Always confirm whether data is little or big-endian.
2. Partial Reads
If f.read(n) returns fewer than n bytes, you may be at EOF.
Safe pattern:
data = f.read(4)
if len(data) != 4:
   raise EOFError("Unexpected end of file")
3. Memory Errors
Never use f.read() on multi-GB files.
Use chunked reading or mmap.
4. Unknown File Format
Check:
- Official documentation
- File specification
- Hex dump tools (hexdump, xxd)
Best Practices Checklist
- Always open with “rb”
- Use with statements
- Validate byte lengths before unpacking
- Document field structure clearly
- Use chunked reading for large files
- Use mmap for random access
- Use NumPy for homogeneous numeric arrays
- Write unit tests for parsing logic
When Should You Read Binary Files?
Common real-world use cases:
- Parsing custom application data
- Reading hardware sensor logs
- Processing scientific datasets
- Network protocol analysis
- Reverse engineering file formats
- Handling media file metadata
FAQs
Q) How do I read a 16-bit integer from a binary file in Python?
A)import struct
value = struct.unpack(“<H”, f.read(2))[0]
Q) What is endianness in binary files?
A) Endianness determines byte order in multi-byte values.
Little-endian stores least significant byte first.
Big-endian stores most significant byte first.
Q) What is the fastest way to read large binary files?
Use:
Chunked reading for streaming
mmap for random access
numpy.fromfile() for numeric arrays
Q) Can I convert binary data to text?
A) Yes, if the binary file contains encoded text:
text = data.decode("utf-8")
Only do this if the content is actually encoded text.
Q) How do I read a specific byte range from a binary file?
A) Use seek() to move the file pointer and read() the required bytes:
with open("file.bin", "rb") as f:
   f.seek(100)    # Move to byte 100
   data = f.read(20) # Read next 20 bytes
Q) How do I detect the size of a binary file in Python?
A) import os
size = os.path.getsize("file.bin")
print(size)
Or:
with open("file.bin", "rb") as f:
   f.seek(0, 2)
   size = f.tell()
Q) How can I convert binary data into hexadecimal?

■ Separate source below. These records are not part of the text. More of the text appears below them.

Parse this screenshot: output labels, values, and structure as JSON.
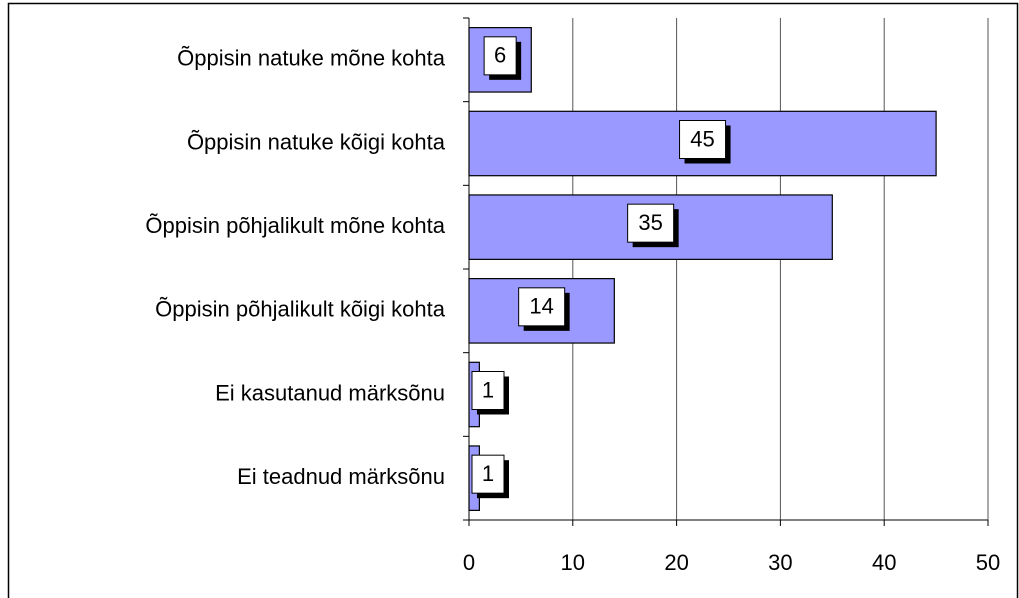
{
  "chart_data": {
    "type": "hbar",
    "categories": [
      "Õppisin natuke mõne kohta",
      "Õppisin natuke kõigi kohta",
      "Õppisin põhjalikult mõne kohta",
      "Õppisin põhjalikult kõigi kohta",
      "Ei kasutanud märksõnu",
      "Ei teadnud märksõnu"
    ],
    "values": [
      6,
      45,
      35,
      14,
      1,
      1
    ],
    "color": "#9999ff",
    "xlim": [
      0,
      50
    ],
    "xticks": [
      0,
      10,
      20,
      30,
      40,
      50
    ],
    "grid": true
  }
}
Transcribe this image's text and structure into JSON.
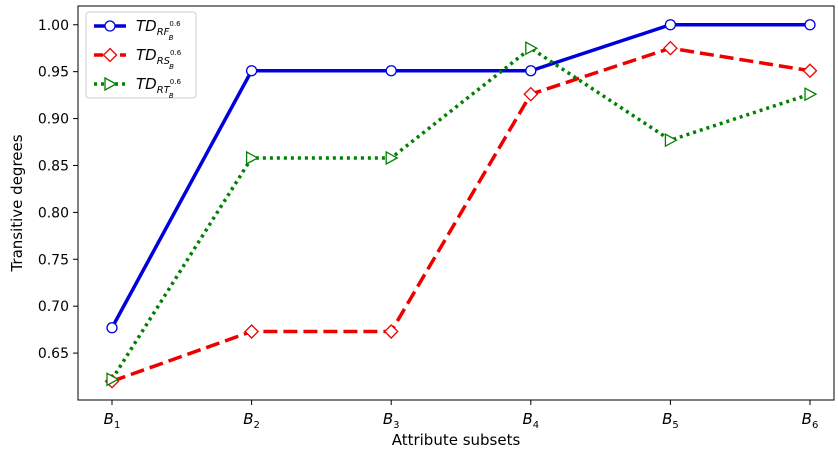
{
  "chart_data": {
    "type": "line",
    "xlabel": "Attribute subsets",
    "ylabel": "Transitive degrees",
    "categories": [
      {
        "base": "B",
        "sub": "1"
      },
      {
        "base": "B",
        "sub": "2"
      },
      {
        "base": "B",
        "sub": "3"
      },
      {
        "base": "B",
        "sub": "4"
      },
      {
        "base": "B",
        "sub": "5"
      },
      {
        "base": "B",
        "sub": "6"
      }
    ],
    "ylim": [
      0.6,
      1.02
    ],
    "yticks": [
      "0.65",
      "0.70",
      "0.75",
      "0.80",
      "0.85",
      "0.90",
      "0.95",
      "1.00"
    ],
    "legend_position": "top-left",
    "series": [
      {
        "name": {
          "base": "TD",
          "sub": "RF",
          "sup": "0.6",
          "subsub": "B"
        },
        "values": [
          0.677,
          0.951,
          0.951,
          0.951,
          1.0,
          1.0
        ],
        "color": "#0000dd",
        "marker": "circle",
        "line_style": "solid"
      },
      {
        "name": {
          "base": "TD",
          "sub": "RS",
          "sup": "0.6",
          "subsub": "B"
        },
        "values": [
          0.62,
          0.673,
          0.673,
          0.926,
          0.975,
          0.951
        ],
        "color": "#ee0000",
        "marker": "diamond",
        "line_style": "dashed"
      },
      {
        "name": {
          "base": "TD",
          "sub": "RT",
          "sup": "0.6",
          "subsub": "B"
        },
        "values": [
          0.622,
          0.858,
          0.858,
          0.975,
          0.877,
          0.926
        ],
        "color": "#008000",
        "marker": "triangle-right",
        "line_style": "dotted"
      }
    ]
  }
}
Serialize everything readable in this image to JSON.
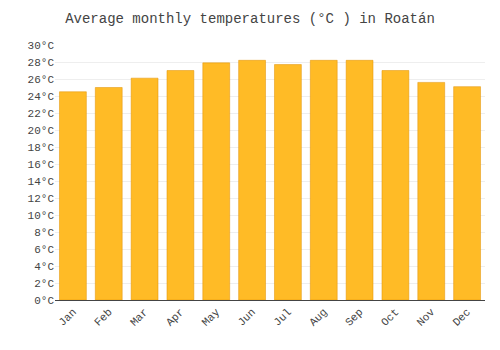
{
  "chart_data": {
    "type": "bar",
    "title": "Average monthly temperatures (°C ) in Roatán",
    "categories": [
      "Jan",
      "Feb",
      "Mar",
      "Apr",
      "May",
      "Jun",
      "Jul",
      "Aug",
      "Sep",
      "Oct",
      "Nov",
      "Dec"
    ],
    "values": [
      24.5,
      25.0,
      26.1,
      27.0,
      27.9,
      28.2,
      27.7,
      28.2,
      28.2,
      27.0,
      25.6,
      25.1
    ],
    "color": "#FFBB26",
    "ylim": [
      0,
      30
    ],
    "yticks": [
      {
        "value": 0,
        "label": "0°C"
      },
      {
        "value": 2,
        "label": "2°C"
      },
      {
        "value": 4,
        "label": "4°C"
      },
      {
        "value": 6,
        "label": "6°C"
      },
      {
        "value": 8,
        "label": "8°C"
      },
      {
        "value": 10,
        "label": "10°C"
      },
      {
        "value": 12,
        "label": "12°C"
      },
      {
        "value": 14,
        "label": "14°C"
      },
      {
        "value": 16,
        "label": "16°C"
      },
      {
        "value": 18,
        "label": "18°C"
      },
      {
        "value": 20,
        "label": "20°C"
      },
      {
        "value": 22,
        "label": "22°C"
      },
      {
        "value": 24,
        "label": "24°C"
      },
      {
        "value": 26,
        "label": "26°C"
      },
      {
        "value": 28,
        "label": "28°C"
      },
      {
        "value": 30,
        "label": "30°C"
      }
    ],
    "grid": true
  }
}
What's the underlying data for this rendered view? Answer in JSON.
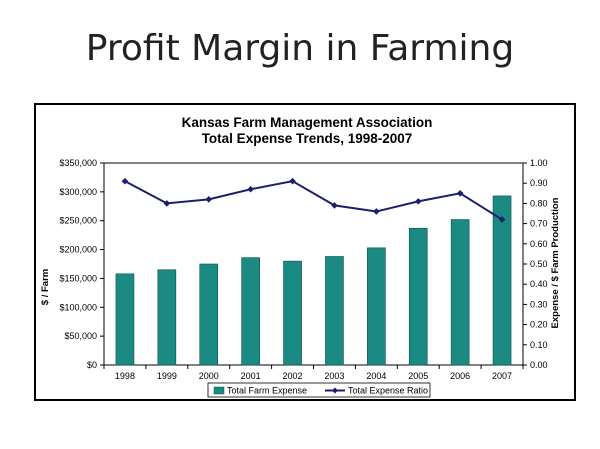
{
  "slide": {
    "title": "Profit Margin in Farming"
  },
  "chart_data": {
    "type": "bar+line",
    "title_lines": [
      "Kansas Farm Management Association",
      "Total Expense Trends, 1998-2007"
    ],
    "categories": [
      "1998",
      "1999",
      "2000",
      "2001",
      "2002",
      "2003",
      "2004",
      "2005",
      "2006",
      "2007"
    ],
    "series": [
      {
        "name": "Total Farm Expense",
        "type": "bar",
        "axis": "left",
        "color": "#1a8a82",
        "values": [
          158000,
          165000,
          175000,
          186000,
          180000,
          188000,
          203000,
          237000,
          252000,
          293000
        ]
      },
      {
        "name": "Total Expense Ratio",
        "type": "line",
        "axis": "right",
        "color": "#1c1f6b",
        "values": [
          0.91,
          0.8,
          0.82,
          0.87,
          0.91,
          0.79,
          0.76,
          0.81,
          0.85,
          0.72
        ]
      }
    ],
    "ylabel": "$ / Farm",
    "y2label": "Expense / $ Farm Production",
    "ylim": [
      0,
      350000
    ],
    "y2lim": [
      0,
      1.0
    ],
    "yticks": [
      "$0",
      "$50,000",
      "$100,000",
      "$150,000",
      "$200,000",
      "$250,000",
      "$300,000",
      "$350,000"
    ],
    "y2ticks": [
      "0.00",
      "0.10",
      "0.20",
      "0.30",
      "0.40",
      "0.50",
      "0.60",
      "0.70",
      "0.80",
      "0.90",
      "1.00"
    ],
    "legend_position": "bottom"
  }
}
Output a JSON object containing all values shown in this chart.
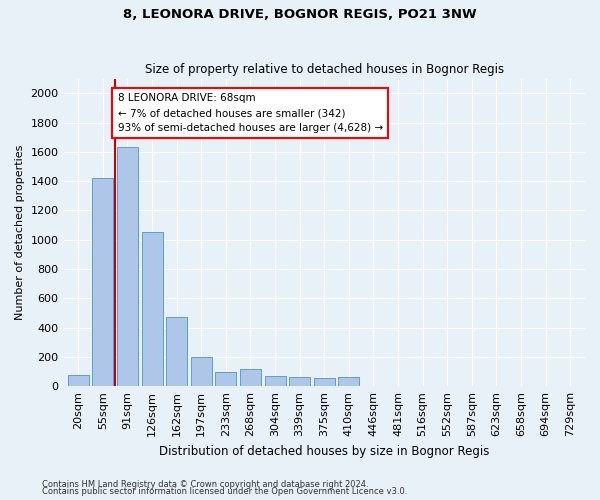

A) with open(“file.bin”, “rb”) as f:
 data = f.read()
hex_output = data.hex()
print(hex_output)
Q) How do I parse a binary file with multiple fields?
A) Use sequential unpack() calls or unpack multiple fields at once:
import struct
with open("file.bin", "rb") as f:
   header = struct.unpack("<IHB", f.read(7))
Q) How do I read binary network packets in Python?
A) Use socket to receive raw bytes and unpack() to decode fields:
import socket
import struct
sock = socket.socket(socket.AF_INET, socket.SOCK_RAW)
packet = sock.recv(1024)
version = struct.unpack("!B", packet[0:1])[0]/code>
! indicates network (big-endian) byte order.
Conclusion
Reading binary files in Python requires understanding:
- File structure
- Byte order
- Data types
- Efficient memory usage
By combining open(“rb”), struct, mmap, and NumPy, you can safely parse everything from small configuration files to massive scientific datasets.
With proper validation and performance strategies, Python provides one of the most powerful environments for binary data processing.